Batch Or Stream
Sometimes you can turn a traditionally "batch" oriented algorithm into a streaming one which trades off memory for time.
Exponential Decay
The exponential decay function \(e^{(-\lambda\cdot x)}\) (where \(\lambda\) is the rate of decay) has this response:
Figure 1: exponential decay from wikipedia
Continuous exponential decay is costly to compute for a typical microprocessor, but a discrete time variant is cheap:
\[N(t) = N(t-1) \cdot \lambda\]
where \(\lambda\) is a fractional value between 0 and 1, \(N(t)\) is the current sample and \(N(t-1)\) is the previous sample. By reusing the previous value to compute the current value, we can accumulate the previous state along with the change over a series of steps. At any given moment we have a value which is a snapshot of the course of the function. Not only is this both compute- and memory-efficient, in some applications it might be exactly what you need.
Autocorrelation
At first I assumed this function would be impractical to implement on a resource-constrained device like a microcontroller, but it turns out I was wrong. Assume you begin with an array of samples of your signal. To construct an autocorrelation of that signal, you first examine a short window of samples within the original array, then compute the dot product of the samples in that window with the original samples.
Then you advance the window one sample and repeat the process. If you keep track of the results you can plot a new function which is the autocorrelation of the signal with itself. For periodic signals, when the window is a near match with the original, the dot product value is high. When the window and original don't match, the dot product value is low. Autocorrelation can be used to detect a periodic signal in the presence of noise which would hinder simpler methods like counting zero crossings.

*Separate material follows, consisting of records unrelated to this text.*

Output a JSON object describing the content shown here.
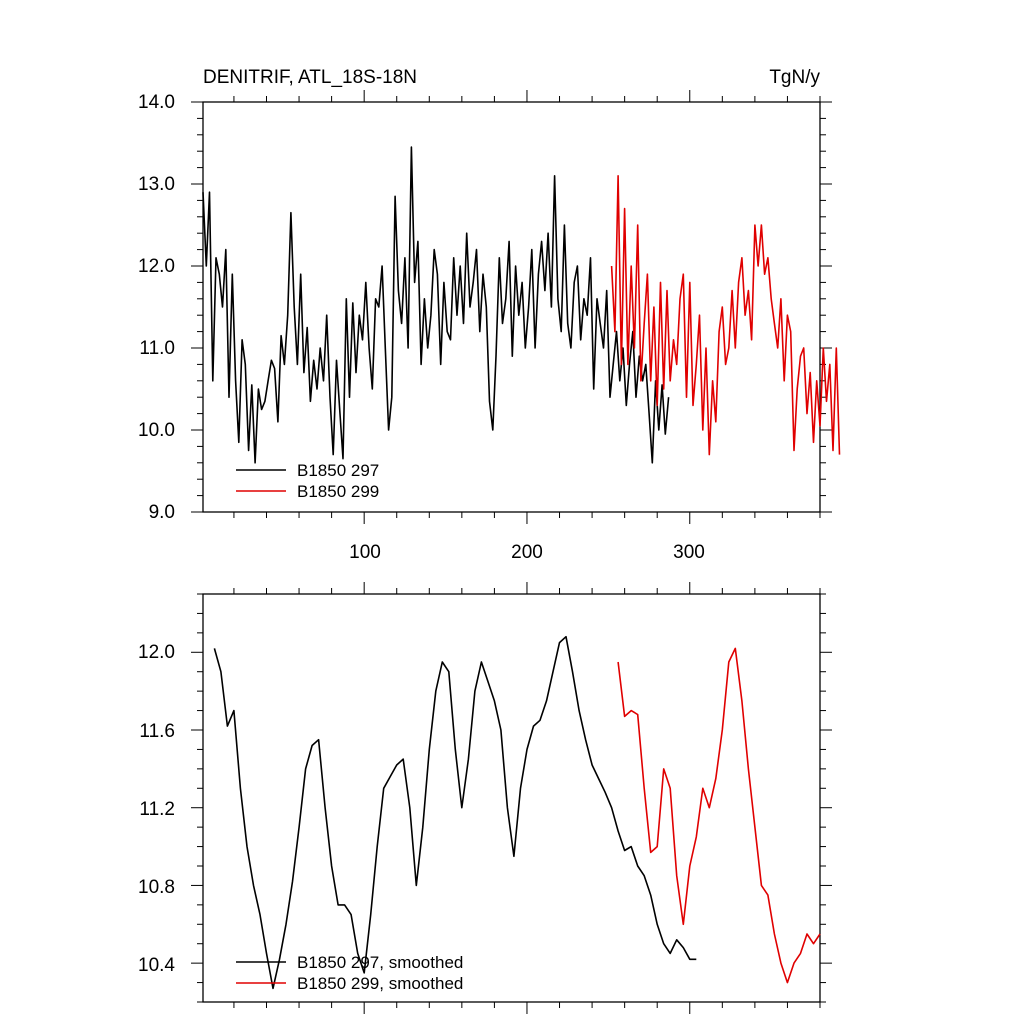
{
  "chart_data": [
    {
      "type": "line",
      "title": "DENITRIF, ATL_18S-18N",
      "units": "TgN/y",
      "xlim": [
        1,
        380
      ],
      "ylim": [
        9.0,
        14.0
      ],
      "x_ticks": [
        100,
        200,
        300
      ],
      "x_tick_labels": [
        "100",
        "200",
        "300"
      ],
      "y_ticks": [
        9.0,
        10.0,
        11.0,
        12.0,
        13.0,
        14.0
      ],
      "y_tick_labels": [
        "9.0",
        "10.0",
        "11.0",
        "12.0",
        "13.0",
        "14.0"
      ],
      "legend": [
        "B1850 297",
        "B1850 299"
      ],
      "series": [
        {
          "name": "B1850 297",
          "color": "#000000",
          "x_start": 1,
          "x_step": 2,
          "values": [
            12.9,
            12.0,
            12.9,
            10.6,
            12.1,
            11.9,
            11.5,
            12.2,
            10.4,
            11.9,
            10.6,
            9.85,
            11.1,
            10.8,
            9.75,
            10.55,
            9.6,
            10.5,
            10.25,
            10.35,
            10.6,
            10.85,
            10.75,
            10.1,
            11.15,
            10.8,
            11.4,
            12.65,
            11.5,
            10.8,
            11.9,
            10.7,
            11.25,
            10.35,
            10.85,
            10.5,
            11.0,
            10.6,
            11.4,
            10.4,
            9.7,
            10.85,
            10.25,
            9.65,
            11.6,
            10.4,
            11.55,
            10.7,
            11.4,
            11.1,
            11.8,
            11.0,
            10.5,
            11.6,
            11.5,
            12.0,
            11.0,
            10.0,
            10.4,
            12.85,
            11.7,
            11.3,
            12.1,
            11.0,
            13.45,
            11.8,
            12.3,
            10.8,
            11.6,
            11.0,
            11.4,
            12.2,
            11.9,
            10.8,
            11.8,
            11.2,
            11.1,
            12.1,
            11.4,
            12.0,
            11.3,
            12.4,
            11.5,
            11.8,
            12.2,
            11.2,
            11.9,
            11.5,
            10.35,
            10.0,
            10.9,
            12.1,
            11.3,
            11.6,
            12.3,
            10.9,
            12.0,
            11.4,
            11.8,
            11.0,
            11.5,
            12.2,
            11.0,
            11.9,
            12.3,
            11.7,
            12.4,
            11.5,
            13.1,
            11.6,
            11.2,
            12.5,
            11.3,
            11.0,
            11.8,
            12.0,
            11.1,
            11.6,
            11.4,
            12.1,
            10.5,
            11.6,
            11.3,
            11.0,
            11.7,
            10.4,
            10.8,
            11.2,
            10.6,
            11.0,
            10.3,
            10.8,
            11.2,
            10.4,
            10.9,
            10.6,
            10.8,
            10.2,
            9.6,
            10.6,
            10.0,
            10.55,
            9.95,
            10.4
          ]
        },
        {
          "name": "B1850 299",
          "color": "#e00000",
          "x_start": 252,
          "x_step": 2,
          "values": [
            12.0,
            11.2,
            13.1,
            10.8,
            12.7,
            10.8,
            12.0,
            11.0,
            12.5,
            10.6,
            11.3,
            11.9,
            10.6,
            11.5,
            10.3,
            11.8,
            10.5,
            11.7,
            10.6,
            11.1,
            10.8,
            11.6,
            11.9,
            10.4,
            11.8,
            10.3,
            10.8,
            11.4,
            10.0,
            11.0,
            9.7,
            10.6,
            10.1,
            11.2,
            11.5,
            10.8,
            11.0,
            11.7,
            11.0,
            11.8,
            12.1,
            11.4,
            11.7,
            11.1,
            12.5,
            12.0,
            12.5,
            11.9,
            12.1,
            11.6,
            11.3,
            11.0,
            11.6,
            10.6,
            11.4,
            11.2,
            9.75,
            10.5,
            10.9,
            11.0,
            10.2,
            10.7,
            9.85,
            10.6,
            10.05,
            11.0,
            10.35,
            10.8,
            9.75,
            11.0,
            9.7
          ]
        }
      ]
    },
    {
      "type": "line",
      "title": "",
      "xlim": [
        1,
        380
      ],
      "ylim": [
        10.2,
        12.3
      ],
      "x_ticks": [
        100,
        200,
        300
      ],
      "y_ticks": [
        10.4,
        10.8,
        11.2,
        11.6,
        12.0
      ],
      "y_tick_labels": [
        "10.4",
        "10.8",
        "11.2",
        "11.6",
        "12.0"
      ],
      "legend": [
        "B1850 297, smoothed",
        "B1850 299, smoothed"
      ],
      "series": [
        {
          "name": "B1850 297, smoothed",
          "color": "#000000",
          "x": [
            8,
            12,
            16,
            20,
            24,
            28,
            32,
            36,
            40,
            44,
            48,
            52,
            56,
            60,
            64,
            68,
            72,
            76,
            80,
            84,
            88,
            92,
            96,
            100,
            104,
            108,
            112,
            116,
            120,
            124,
            128,
            132,
            136,
            140,
            144,
            148,
            152,
            156,
            160,
            164,
            168,
            172,
            176,
            180,
            184,
            188,
            192,
            196,
            200,
            204,
            208,
            212,
            216,
            220,
            224,
            228,
            232,
            236,
            240,
            244,
            248,
            252,
            256,
            260,
            264,
            268,
            272,
            276,
            280,
            284,
            288,
            292,
            296,
            300,
            304
          ],
          "values": [
            12.02,
            11.9,
            11.62,
            11.7,
            11.3,
            11.0,
            10.8,
            10.65,
            10.45,
            10.27,
            10.42,
            10.6,
            10.82,
            11.1,
            11.4,
            11.52,
            11.55,
            11.2,
            10.9,
            10.7,
            10.7,
            10.65,
            10.45,
            10.35,
            10.65,
            11.0,
            11.3,
            11.36,
            11.42,
            11.45,
            11.2,
            10.8,
            11.1,
            11.5,
            11.8,
            11.95,
            11.9,
            11.5,
            11.2,
            11.45,
            11.8,
            11.95,
            11.85,
            11.75,
            11.6,
            11.2,
            10.95,
            11.3,
            11.5,
            11.62,
            11.65,
            11.75,
            11.9,
            12.05,
            12.08,
            11.9,
            11.7,
            11.55,
            11.42,
            11.35,
            11.28,
            11.2,
            11.08,
            10.98,
            11.0,
            10.9,
            10.85,
            10.75,
            10.6,
            10.5,
            10.45,
            10.52,
            10.48,
            10.42,
            10.42
          ]
        },
        {
          "name": "B1850 299, smoothed",
          "color": "#e00000",
          "x": [
            256,
            260,
            264,
            268,
            272,
            276,
            280,
            284,
            288,
            292,
            296,
            300,
            304,
            308,
            312,
            316,
            320,
            324,
            328,
            332,
            336,
            340,
            344,
            348,
            352,
            356,
            360,
            364,
            368,
            372,
            376,
            380
          ],
          "values": [
            11.95,
            11.67,
            11.7,
            11.68,
            11.3,
            10.97,
            11.0,
            11.4,
            11.3,
            10.85,
            10.6,
            10.9,
            11.05,
            11.3,
            11.2,
            11.35,
            11.6,
            11.95,
            12.02,
            11.75,
            11.4,
            11.1,
            10.8,
            10.75,
            10.55,
            10.4,
            10.3,
            10.4,
            10.45,
            10.55,
            10.5,
            10.55
          ]
        }
      ]
    }
  ]
}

Large arrays of values are a poor match for memory-constrained microcontroller devices. But again if we think of this as a discrete time algorithm we can fold previous state into the current computation with a single value from memory:
data = [1,2,3,0,-4,-3,-2,...] # samples for i in range(N): dot = 0 for j in range(W): dot += (data[i] * data[i+j]) / max(data) print(dot)
While this example uses Python style pseudocode, the algorithm itself could be written in C or C++ suitable for embedded devices. The key insight is we do not need to store all previous values of dot if we only actually use the most recent value.
Others?
I'm sure there are other functions/algorithms that come in both continuous and discrete-time variants. There may even be a general method to convert from one from to the other. However I suspect they're not all equally usable in a microcontroller context. For now I suppose I'll have to be content with searching the web for "discrete time version of X" for whatever X I happen to be working with.